Nel 1993 esce in sala Lezioni di piano, scritto e diretto da Jane Campion. Un film che ancora oggi accende confronti, divide, colpisce, coinvolge, senza però lasciare mai indifferenti. Si aggiudicò la Palma d’oro al 46º Festival di Cannes e tre Premi Oscar per migliore attrice (Holly Hunter), migliore attrice non protagonista (Anna Paquin) e migliore sceneggiatura originale (Jane Campion).
A trenta anni dall’uscita, Paola Besutti e Gabriele Marcello firmano una monografia dedicata al lungometraggio, pubblicata all’interno della collana I Migliori film della nostra vita di Gremese Editore.
Lezioni di piano e la sensualità
Guardando Lezioni di piano è impossibile rimanere impassibili. Che sia un coinvolgimento di tipo emotivo o una repulsione alla crudeltà di ciò che viene mostrato, è un film che stabilisce un contatto “fisico” con lo spettatore. Merito della regia di Jane Campion, che da sempre indaga oltre il visibile evidente per soffermarsi su particolari che passano inosservati, ma che hanno consistenze da approfondire (come la corda in The Power of the Dog).
Qui la personalità e la sessualità di una protagonista repressa, che è muta dall’età di sei anni, trovano scena dopo scena il proprio modo di manifestarsi, in un ambiente prevalentemente maschile che esige costantemente il controllo della donna.
Per chi la sappia ascoltare, la donna usa quindi la voce del suo pianoforte per esprimersi in un codice incomprensibile ai più, o addirittura temuto per la sua incontrollabile espressività.
Paola Besutti, Lezioni di piano di Jane Campion, Gremese Editore
Il tocco delle dita sui tasti, l’attenzione verso le pieghe degli abiti, l’intreccio dei capelli, la musica (composta da Michael Nyman), sono solo alcuni degli indizi sensoriali che fanno del film del 1993 un racconto unico, in grado di sentire e sentirsi, anche fuori dalla narrazione.
Il dialogo tra il film e il libro
Come il film riesce ad investire i sensi, dotandosi di un potere espressivo non comune che riesce a trasportare le emozioni dei personaggi direttamente sotto la pelle di chi guarda, anche il libro di Besutti e Marcello si avvale di una ricerca stratificata e ricca di spunti a livello “sensoriale”: lo studio delle inquadrature di Lezioni di piano si affianca alla presenza della musica, che è imprescindibile per l’opera di Campion, alla scelta di rappresentazione dei luoghi naturali (nella Nuova Zelanda) che accolgono e al tempo stesso respingono i personaggi.
La monografia, scritta a quattro mani, si muove anche nella letteratura che è servita come fonte d’ispirazione per la storia e lo spirito vero e proprio che la regista voleva donare alla protagonista e all’evoluzione del suo percorso. Risalendo alla genesi dell’opera, gli autori scandagliano i riferimenti e gli elementi che provengono direttamente dalle grandi passioni di Jane Campion, come l’amore per la letteratura dell’Ottocento. Stravolgendo le narrazioni che ben conosce, realizza un film che, come scrive Marcello, “non è altro che un finto adattamento del romanzo ottocentesco di matrice gotica e vittoriana, nel quale la tracciatura tecnica e narrativa viene sconvolta”.

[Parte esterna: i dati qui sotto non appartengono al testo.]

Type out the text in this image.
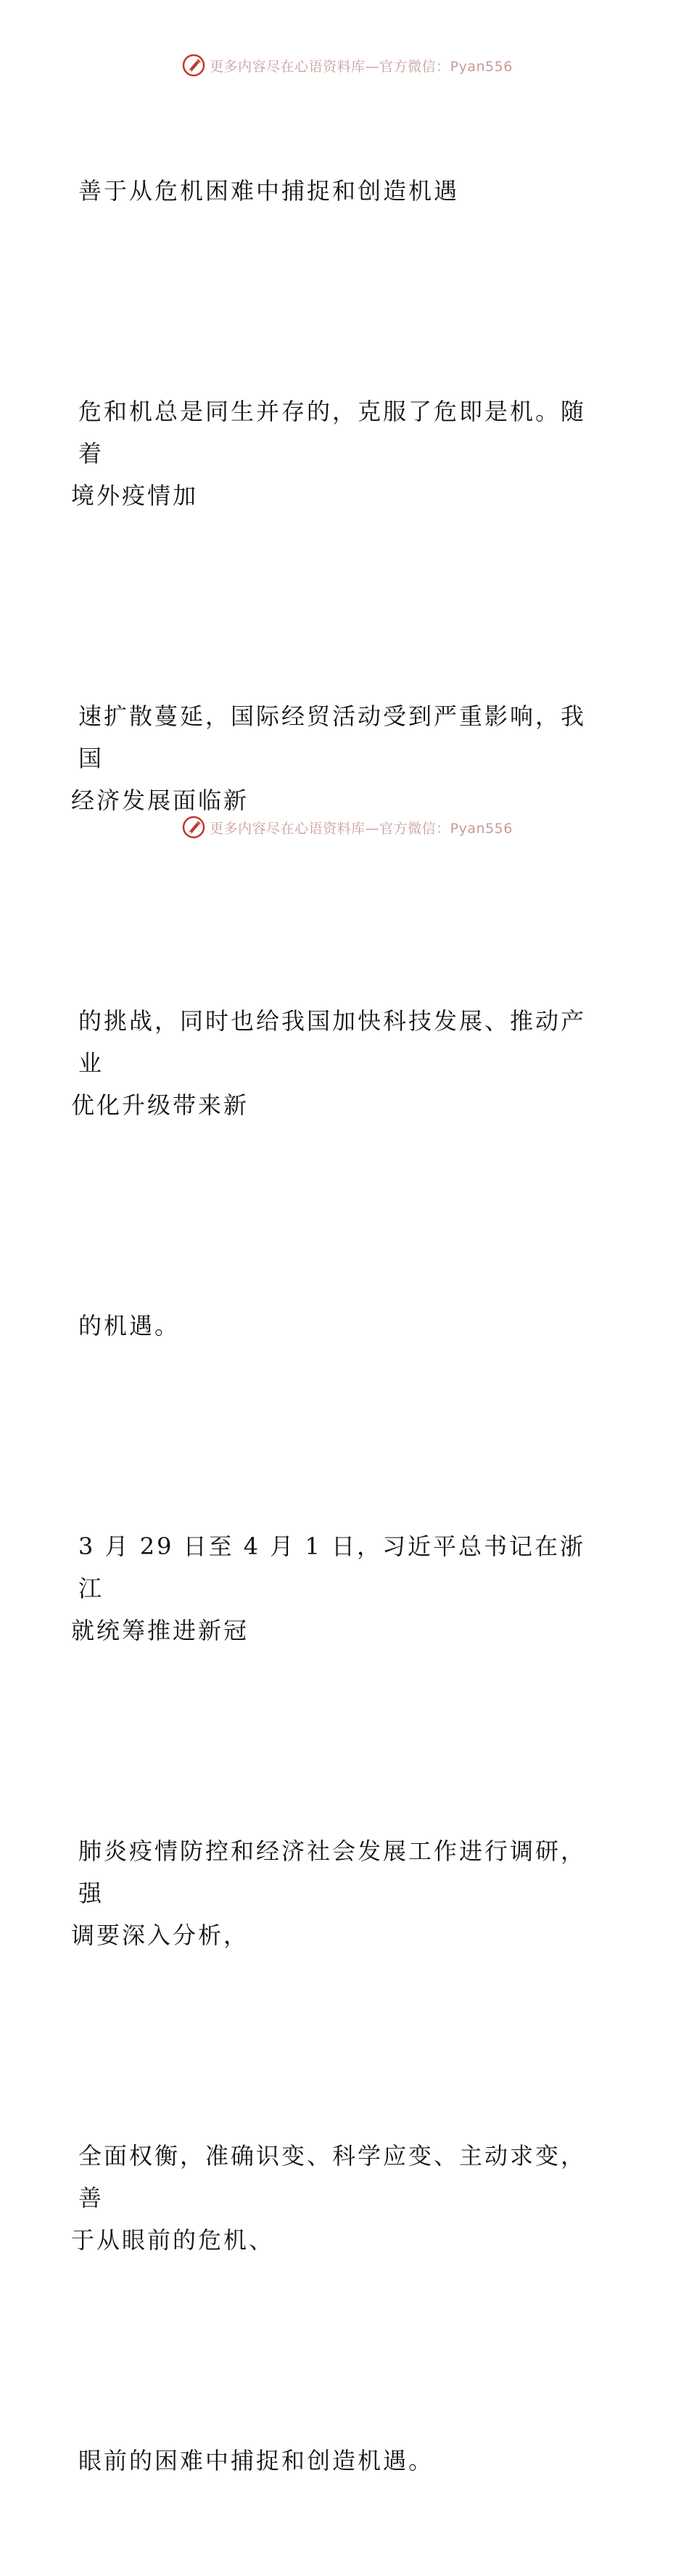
更多内容尽在心语资料库—官方微信：Pyan556

善于从危机困难中捕捉和创造机遇

危和机总是同生并存的，克服了危即是机。随着
境外疫情加

速扩散蔓延，国际经贸活动受到严重影响，我国
经济发展面临新

的挑战，同时也给我国加快科技发展、推动产业
优化升级带来新

的机遇。

3 月 29 日至 4 月 1 日，习近平总书记在浙江
就统筹推进新冠

肺炎疫情防控和经济社会发展工作进行调研，强
调要深入分析，

全面权衡，准确识变、科学应变、主动求变，善
于从眼前的危机、

眼前的困难中捕捉和创造机遇。

更多内容尽在心语资料库—官方微信：Pyan556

Non è un caso che il lavoro di ricerca di muova in più direzioni, siamo effettivamente di fronte al racconto di una femminilità in cui la musica e la riappropriazione del desiderio diventano gli unici strumenti per comunicarsi all’esterno. In trappola tra vecchio e nuovo continente, alla metà dell’Ottocento, Ada (Holly Hunter), trova la sua libertà, e questo si percepisce grazie ad una rappresentazione in cui la sintassi cinematografica è in grado di astrarla dal contesto storico evidenziandone l’essenza atemporale, la donna che vuole essere.
La Campion guarda al passato per parlare del presente e utilizza un registro volutamente disarmonico.
Lezioni di piano di Jane Campion, Gremese Editore
In poco più di centoquaranta pagine, la monografia dedicata a Lezioni di piano di Jane Campion, come se stesse studiando un particolare tessuto dalla trama complessa, riesce ad isolarne ogni dettaglio. Procede con la voglia di mostrare, ma al contempo lasciar toccare, le immagini, simile a quella che da sempre ha contraddistinto il lavoro della regista nei suoi film. La ricerca tematica, musicale e visiva degli autori porta lettori e lettrici nell’atmosfera coloniale in cui quasi tutti i colori si sciolgono nei blu e nei grigi dei paesaggi, ed è come ritrovarsi nel film.
Ringraziamo Gremese per averci reso partecipi della lettura e dell’analisi della monografia di Paola Besutti e Gabriele Marcello.